Episode 132

What Developers Really Think: State of JS 2025 Survey Results

Devs are faster, busier, and more exhausted—thanks, AI? 🤖 We break down new HBR research, dig into the State of JS 2025 results 👀, and flag new Next.js exploits you need to know about.

Full Description

The State of JavaScript 2025 survey results are in this week, and there’s some givens and some surprises this year. Givens: Vite and Vitest continue to be favorites and devs want more native TS features built into the language. Surprises: ChatGPT usage declined, no one’s using Windsurf, and Bun is the third most-used JS runtime. And thanks for making us the most written-in podcast of the survey! We appreciate it! An 8 month study conducted by the Harvard Business Review reports AI tools don’t shrink work for employees, they actually intensify it.
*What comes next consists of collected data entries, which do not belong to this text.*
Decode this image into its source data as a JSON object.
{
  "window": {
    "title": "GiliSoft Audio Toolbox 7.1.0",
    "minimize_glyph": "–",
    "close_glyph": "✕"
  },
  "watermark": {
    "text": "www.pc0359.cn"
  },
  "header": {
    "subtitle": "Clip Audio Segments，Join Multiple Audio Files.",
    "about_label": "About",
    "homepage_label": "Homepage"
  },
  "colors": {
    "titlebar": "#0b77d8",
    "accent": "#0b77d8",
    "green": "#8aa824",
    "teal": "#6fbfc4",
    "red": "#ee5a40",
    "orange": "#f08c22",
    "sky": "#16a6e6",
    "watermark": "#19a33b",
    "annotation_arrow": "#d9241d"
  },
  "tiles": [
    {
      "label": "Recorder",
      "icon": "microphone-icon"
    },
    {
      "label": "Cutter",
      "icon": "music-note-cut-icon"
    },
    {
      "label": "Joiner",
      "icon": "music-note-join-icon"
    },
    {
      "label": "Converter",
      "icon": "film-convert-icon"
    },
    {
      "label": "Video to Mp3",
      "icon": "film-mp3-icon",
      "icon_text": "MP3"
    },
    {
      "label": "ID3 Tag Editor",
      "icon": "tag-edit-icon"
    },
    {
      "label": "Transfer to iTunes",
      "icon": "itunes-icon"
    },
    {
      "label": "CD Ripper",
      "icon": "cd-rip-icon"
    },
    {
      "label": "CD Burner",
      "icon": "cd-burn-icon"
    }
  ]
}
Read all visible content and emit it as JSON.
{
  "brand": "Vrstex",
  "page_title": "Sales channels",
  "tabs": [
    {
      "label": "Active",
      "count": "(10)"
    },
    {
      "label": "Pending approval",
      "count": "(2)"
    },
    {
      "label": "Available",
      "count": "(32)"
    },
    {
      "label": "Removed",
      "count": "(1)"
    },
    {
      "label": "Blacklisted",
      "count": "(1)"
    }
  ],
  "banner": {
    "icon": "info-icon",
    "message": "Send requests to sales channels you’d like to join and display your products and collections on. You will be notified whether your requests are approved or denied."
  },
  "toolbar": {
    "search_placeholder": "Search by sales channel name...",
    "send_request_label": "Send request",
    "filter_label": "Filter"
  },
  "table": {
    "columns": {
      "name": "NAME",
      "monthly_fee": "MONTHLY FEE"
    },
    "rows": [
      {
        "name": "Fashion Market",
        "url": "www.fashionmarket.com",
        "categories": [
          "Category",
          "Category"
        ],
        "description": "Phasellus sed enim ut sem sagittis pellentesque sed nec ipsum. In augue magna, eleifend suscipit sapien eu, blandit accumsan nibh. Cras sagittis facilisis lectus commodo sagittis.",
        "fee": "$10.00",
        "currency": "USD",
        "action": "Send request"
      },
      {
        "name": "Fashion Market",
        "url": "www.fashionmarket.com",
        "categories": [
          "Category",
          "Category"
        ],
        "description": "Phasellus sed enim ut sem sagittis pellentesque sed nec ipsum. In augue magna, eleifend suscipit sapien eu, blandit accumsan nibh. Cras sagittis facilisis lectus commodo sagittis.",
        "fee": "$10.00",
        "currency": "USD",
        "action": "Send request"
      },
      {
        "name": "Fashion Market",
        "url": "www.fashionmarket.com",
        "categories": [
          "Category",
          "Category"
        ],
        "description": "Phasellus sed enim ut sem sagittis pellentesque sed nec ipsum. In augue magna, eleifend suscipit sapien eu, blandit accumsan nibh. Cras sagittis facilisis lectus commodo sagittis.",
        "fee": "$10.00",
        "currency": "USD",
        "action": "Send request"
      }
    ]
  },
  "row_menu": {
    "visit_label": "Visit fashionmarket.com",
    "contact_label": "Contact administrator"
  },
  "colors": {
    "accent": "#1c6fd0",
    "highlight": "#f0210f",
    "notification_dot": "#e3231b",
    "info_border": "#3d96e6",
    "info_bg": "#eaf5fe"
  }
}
Employees work faster, take on more tasks, and work longer hours, which sounds good on the surface, but can lead to burnout, cognitive fatigue, and lower quality work over time. And there’s yet another new React2Shell flaw that’s being exploited by the ILOVEPOOP toolkit to scan and target vulnerable Next.js and RSC environments. Please everyone, keep an eye out for new hacks and patches to try and keep your web apps safer. For this week’s Lightning News, there was an ad that ran during the Super Bowl for the website ai.com and it turns out to be the largest publicly disclosed domain name purchase ever at a whopping $70M(!), and Adobe Acrobat can now turn PDF docs into podcasts at the click of a button (and it’s not half bad for being completely AI generated).